Ayıp olmasın diye diye...

‘AŞK’ın 21. yüzyılda içine düştüğü durum var ya... Hani beğenmediğimiz... İşte onun bu hale gelişinin nedenini buldum galiba. ‘Son dönem insanının nezaketi.’

Hiç ummazdınız değil mi bu devirde... Tabii tek cümleye indirip adeta hap yapıp verince anlaşılmıyor.

Bakın şöyle izah edeyim:

Aslında aşk ölmüş, bitmiş değil. Bir yerlerde birileri tarafından yaşatılıyor. Bir kısım insan hálá şakır şakır áşık oluyor çok şükür. Fakat sayıları değerlendirmeye alınmayacak kadar az olduğundan mevzumuza esas teşkil etmiyorlar.

Bu yazıda konu edilecek kahramanlarsa bize aşk hususunda ‘Durum budur’ dedirtenler. Ki hayatlarına baktığımızda hafta başına ortalama üç aşk düşüyor.

İşte ‘nazik’ dediğim kesim bu. Yine anlaşılmadı değil mi?

Bakın şöyle oluyor:

Bir erkek bir kadını beğeniyor, onunla sevişmek istiyor.
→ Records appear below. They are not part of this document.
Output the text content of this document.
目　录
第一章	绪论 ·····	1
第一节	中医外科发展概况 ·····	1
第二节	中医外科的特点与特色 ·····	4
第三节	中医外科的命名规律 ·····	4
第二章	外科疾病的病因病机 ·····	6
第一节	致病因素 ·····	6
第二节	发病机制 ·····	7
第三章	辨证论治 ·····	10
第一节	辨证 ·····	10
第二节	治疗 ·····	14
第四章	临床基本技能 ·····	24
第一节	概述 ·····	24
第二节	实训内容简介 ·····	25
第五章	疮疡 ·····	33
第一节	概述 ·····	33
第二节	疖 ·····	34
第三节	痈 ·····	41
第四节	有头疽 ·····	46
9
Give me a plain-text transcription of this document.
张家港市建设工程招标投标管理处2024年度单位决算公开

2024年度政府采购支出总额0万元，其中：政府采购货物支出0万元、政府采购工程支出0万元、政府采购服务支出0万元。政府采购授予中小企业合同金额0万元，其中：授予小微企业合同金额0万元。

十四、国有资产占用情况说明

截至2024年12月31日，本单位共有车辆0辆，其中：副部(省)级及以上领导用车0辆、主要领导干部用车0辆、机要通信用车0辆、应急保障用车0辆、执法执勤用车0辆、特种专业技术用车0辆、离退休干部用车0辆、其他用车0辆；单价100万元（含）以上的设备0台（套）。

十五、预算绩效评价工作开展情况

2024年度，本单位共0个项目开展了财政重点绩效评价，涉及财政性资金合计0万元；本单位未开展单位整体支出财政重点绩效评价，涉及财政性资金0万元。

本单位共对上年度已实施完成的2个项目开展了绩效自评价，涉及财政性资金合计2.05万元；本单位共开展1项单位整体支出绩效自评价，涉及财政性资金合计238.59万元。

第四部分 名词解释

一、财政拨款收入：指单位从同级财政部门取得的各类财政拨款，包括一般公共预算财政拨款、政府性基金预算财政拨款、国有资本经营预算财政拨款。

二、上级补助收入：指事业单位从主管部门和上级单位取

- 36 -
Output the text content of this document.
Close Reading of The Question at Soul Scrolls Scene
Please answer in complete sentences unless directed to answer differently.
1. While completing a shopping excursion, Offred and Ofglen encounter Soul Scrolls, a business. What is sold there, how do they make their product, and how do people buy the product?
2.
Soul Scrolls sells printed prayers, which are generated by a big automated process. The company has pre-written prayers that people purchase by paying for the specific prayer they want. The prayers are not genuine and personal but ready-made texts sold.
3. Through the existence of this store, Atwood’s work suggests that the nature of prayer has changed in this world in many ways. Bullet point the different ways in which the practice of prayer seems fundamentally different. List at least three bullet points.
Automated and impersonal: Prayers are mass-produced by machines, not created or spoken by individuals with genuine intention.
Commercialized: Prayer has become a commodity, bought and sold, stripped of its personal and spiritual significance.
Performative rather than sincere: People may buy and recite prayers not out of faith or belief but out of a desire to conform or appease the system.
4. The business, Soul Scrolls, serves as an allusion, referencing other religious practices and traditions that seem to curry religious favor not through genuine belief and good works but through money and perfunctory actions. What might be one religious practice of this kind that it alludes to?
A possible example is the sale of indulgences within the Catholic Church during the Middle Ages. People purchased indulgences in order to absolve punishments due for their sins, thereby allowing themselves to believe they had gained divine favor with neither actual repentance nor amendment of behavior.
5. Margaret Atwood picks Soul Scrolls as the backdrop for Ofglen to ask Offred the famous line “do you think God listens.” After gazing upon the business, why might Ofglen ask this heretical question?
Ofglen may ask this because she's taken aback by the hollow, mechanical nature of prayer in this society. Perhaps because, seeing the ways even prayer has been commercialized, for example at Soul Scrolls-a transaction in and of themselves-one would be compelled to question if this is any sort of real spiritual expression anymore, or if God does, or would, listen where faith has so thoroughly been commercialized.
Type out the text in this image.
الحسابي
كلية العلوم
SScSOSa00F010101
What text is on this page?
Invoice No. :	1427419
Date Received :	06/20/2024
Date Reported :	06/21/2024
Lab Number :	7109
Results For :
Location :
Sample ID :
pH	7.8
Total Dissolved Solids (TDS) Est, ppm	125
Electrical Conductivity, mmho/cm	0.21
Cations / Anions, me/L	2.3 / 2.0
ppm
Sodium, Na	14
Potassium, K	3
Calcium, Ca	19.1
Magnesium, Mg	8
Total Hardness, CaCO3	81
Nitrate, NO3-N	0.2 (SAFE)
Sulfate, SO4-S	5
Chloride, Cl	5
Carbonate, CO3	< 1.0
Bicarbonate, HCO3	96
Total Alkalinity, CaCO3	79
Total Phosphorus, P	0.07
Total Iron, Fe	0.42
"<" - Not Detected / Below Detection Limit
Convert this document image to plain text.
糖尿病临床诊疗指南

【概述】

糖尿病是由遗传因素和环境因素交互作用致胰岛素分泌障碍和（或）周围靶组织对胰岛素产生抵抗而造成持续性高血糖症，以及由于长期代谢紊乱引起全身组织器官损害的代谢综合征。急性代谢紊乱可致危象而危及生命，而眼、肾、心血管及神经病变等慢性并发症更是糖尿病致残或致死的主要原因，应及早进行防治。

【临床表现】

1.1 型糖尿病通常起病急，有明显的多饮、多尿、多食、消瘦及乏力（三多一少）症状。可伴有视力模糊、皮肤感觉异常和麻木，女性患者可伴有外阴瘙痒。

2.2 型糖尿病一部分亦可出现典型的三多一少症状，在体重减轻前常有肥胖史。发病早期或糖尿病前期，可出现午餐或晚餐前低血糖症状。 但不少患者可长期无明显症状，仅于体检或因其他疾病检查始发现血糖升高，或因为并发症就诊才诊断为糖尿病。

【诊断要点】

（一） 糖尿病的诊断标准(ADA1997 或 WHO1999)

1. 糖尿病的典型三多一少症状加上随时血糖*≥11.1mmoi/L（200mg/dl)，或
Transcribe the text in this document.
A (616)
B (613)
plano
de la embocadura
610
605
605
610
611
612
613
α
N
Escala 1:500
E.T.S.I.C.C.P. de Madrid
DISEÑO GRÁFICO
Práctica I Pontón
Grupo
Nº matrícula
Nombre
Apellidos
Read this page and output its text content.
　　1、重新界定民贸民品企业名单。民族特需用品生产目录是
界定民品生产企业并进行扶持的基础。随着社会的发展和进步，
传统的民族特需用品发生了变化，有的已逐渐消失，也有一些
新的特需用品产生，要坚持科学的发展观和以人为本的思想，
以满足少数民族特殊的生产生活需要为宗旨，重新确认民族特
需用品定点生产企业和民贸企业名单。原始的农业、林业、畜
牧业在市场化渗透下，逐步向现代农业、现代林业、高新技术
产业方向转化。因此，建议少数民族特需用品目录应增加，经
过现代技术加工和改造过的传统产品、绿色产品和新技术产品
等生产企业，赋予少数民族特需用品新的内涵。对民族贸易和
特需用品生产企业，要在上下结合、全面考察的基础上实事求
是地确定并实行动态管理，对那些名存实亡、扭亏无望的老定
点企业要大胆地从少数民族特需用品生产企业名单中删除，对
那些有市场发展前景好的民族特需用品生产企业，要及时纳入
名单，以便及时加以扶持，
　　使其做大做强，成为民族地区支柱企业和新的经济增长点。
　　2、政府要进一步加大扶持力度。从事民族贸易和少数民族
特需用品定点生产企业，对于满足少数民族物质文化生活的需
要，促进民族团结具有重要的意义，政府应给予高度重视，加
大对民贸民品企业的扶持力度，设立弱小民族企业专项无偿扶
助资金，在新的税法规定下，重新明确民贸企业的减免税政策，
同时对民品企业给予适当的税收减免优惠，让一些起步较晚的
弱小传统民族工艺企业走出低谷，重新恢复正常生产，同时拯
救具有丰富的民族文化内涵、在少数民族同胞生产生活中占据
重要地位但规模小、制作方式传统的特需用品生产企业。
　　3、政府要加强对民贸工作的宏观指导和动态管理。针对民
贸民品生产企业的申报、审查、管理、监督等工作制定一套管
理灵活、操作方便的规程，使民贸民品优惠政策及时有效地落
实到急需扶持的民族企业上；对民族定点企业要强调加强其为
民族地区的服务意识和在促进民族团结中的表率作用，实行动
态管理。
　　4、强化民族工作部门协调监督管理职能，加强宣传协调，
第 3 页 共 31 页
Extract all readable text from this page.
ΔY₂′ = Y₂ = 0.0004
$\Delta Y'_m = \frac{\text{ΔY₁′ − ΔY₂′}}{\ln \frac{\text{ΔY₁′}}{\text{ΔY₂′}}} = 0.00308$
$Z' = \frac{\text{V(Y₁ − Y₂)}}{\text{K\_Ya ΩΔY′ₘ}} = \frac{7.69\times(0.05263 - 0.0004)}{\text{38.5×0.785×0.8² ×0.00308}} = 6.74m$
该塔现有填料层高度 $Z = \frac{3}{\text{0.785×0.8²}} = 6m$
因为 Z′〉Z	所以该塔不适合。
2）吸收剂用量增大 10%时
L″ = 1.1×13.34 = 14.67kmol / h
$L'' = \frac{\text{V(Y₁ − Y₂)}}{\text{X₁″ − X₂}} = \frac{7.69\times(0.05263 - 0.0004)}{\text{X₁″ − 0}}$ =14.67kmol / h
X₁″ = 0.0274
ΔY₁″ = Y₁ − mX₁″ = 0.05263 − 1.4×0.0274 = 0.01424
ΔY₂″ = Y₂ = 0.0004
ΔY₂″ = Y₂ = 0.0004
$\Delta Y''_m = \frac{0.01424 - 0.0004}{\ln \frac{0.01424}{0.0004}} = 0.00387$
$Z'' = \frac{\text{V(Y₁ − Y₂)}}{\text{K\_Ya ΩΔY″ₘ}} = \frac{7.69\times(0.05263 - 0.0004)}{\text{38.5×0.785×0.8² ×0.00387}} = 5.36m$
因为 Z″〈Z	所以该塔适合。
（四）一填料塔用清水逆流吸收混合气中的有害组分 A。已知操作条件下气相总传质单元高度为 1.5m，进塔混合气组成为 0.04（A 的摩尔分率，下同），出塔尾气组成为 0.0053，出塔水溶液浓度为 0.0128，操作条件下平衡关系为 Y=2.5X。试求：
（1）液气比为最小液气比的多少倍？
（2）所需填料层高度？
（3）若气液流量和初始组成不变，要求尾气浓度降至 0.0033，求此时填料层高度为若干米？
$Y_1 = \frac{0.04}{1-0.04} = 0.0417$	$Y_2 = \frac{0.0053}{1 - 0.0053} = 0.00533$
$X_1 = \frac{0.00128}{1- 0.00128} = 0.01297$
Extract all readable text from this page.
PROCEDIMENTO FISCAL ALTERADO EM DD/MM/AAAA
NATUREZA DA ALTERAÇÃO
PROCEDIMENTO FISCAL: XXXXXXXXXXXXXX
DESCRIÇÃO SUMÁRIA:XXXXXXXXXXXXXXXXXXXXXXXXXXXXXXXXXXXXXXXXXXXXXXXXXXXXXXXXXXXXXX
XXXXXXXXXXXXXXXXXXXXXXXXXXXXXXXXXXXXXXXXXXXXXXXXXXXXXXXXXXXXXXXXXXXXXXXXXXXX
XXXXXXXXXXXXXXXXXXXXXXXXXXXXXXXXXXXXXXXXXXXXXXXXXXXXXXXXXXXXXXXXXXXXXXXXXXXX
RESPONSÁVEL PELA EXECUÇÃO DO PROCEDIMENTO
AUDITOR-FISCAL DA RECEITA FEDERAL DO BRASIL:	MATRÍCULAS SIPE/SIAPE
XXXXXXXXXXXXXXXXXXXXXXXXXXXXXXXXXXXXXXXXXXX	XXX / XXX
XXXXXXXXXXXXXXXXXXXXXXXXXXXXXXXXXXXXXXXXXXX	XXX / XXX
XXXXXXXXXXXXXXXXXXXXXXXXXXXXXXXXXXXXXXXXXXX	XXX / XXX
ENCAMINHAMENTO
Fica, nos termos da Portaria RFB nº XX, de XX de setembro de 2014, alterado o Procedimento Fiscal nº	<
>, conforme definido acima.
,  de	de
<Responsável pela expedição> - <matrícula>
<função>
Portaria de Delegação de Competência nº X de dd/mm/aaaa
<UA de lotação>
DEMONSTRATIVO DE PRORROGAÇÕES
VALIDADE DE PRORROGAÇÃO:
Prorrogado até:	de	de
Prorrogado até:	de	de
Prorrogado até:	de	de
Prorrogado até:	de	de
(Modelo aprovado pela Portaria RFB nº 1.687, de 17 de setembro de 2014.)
Ya da tersi. Her neyse, durum bu kadar net, basit, sade. Fakat kimse bunu açıkça dile getiremiyor. Yekten ‘Hadi gel yatalım’ dese hoş olmayacak. Mecburen bir kılıf bulması gerekiyor. Ki behey Tanrım, aşktan álá kılıf var mıdır? Duruma öyle bir yerden giriyor ki yatmak isteyen kişi, karşı taraf için akan sular duruyor.

‘Áşığım sana doyamıyorum, ham hum’ faslı tabii orta yerde hakiki bir aşk olmadığından bir süre sonra bitiveriyor. Artık üç gün mü desem, bir gün mü desem... Netice olarak aşk, tarihinin 21. yüzyıla tekabül eden kısmında neredeyse saatlerle ifade ediliyor.

Halbuki nezaketi bıraksalar bir yana...

Hem Allah’ın bildiğini kuldan saklamanın ne álemi var. Kul da bilmiyor değil üstelik.

Hani İran’da falan muta nikáhı kıyarlarmış evlenmeden sevişmek isteyenler... Bizim de muta nikáhımız, ilişkiyi aşk kılıfına sokmak.

Çok sevdiğim bir tarif vardır... ‘Seversin, kavuşamazsın, aşk olur.’ Bugünkü durum ise ‘Beğenirsin, sevişirsin, adı aşk olur’.

‘Sahici áşıklar sevişmesin’
gibi bir mana çıkmasın. ‘Áşık olmayanlar sevişmesin’ de demiyorum. Herkes sevişsin. Fakat yüzünüz tutsun. ‘Aşk falan yok arkadaş, seninle sevişmek istiyorum hepsi bu!’ deyin açıkça.

‘Ayıp olmasın’ diye diye aşka ayıp oluyor.


MIŞ-MUŞ

Gül, ‘Kerkük konusunda Bush da bizim gibi düşünüyor’ demiş.

Aman, biz Bush gibi düşünmeyelim de...

ABD, Kemal Derviş için, ‘Onu fazla abarttınız’ demiş.

Şimdi aşağı çekmek suretiyle durumu telafi ediyoruz.

Kebap fakültesi açılıyormuş.

Artık Adana’nın alaylısını mı istersiniz mekteplisini mi...

Derviş, ‘Hiçbir yere gitmiyorum’ demiş.

Çekici yolda, geliyor; bizden söylemesi.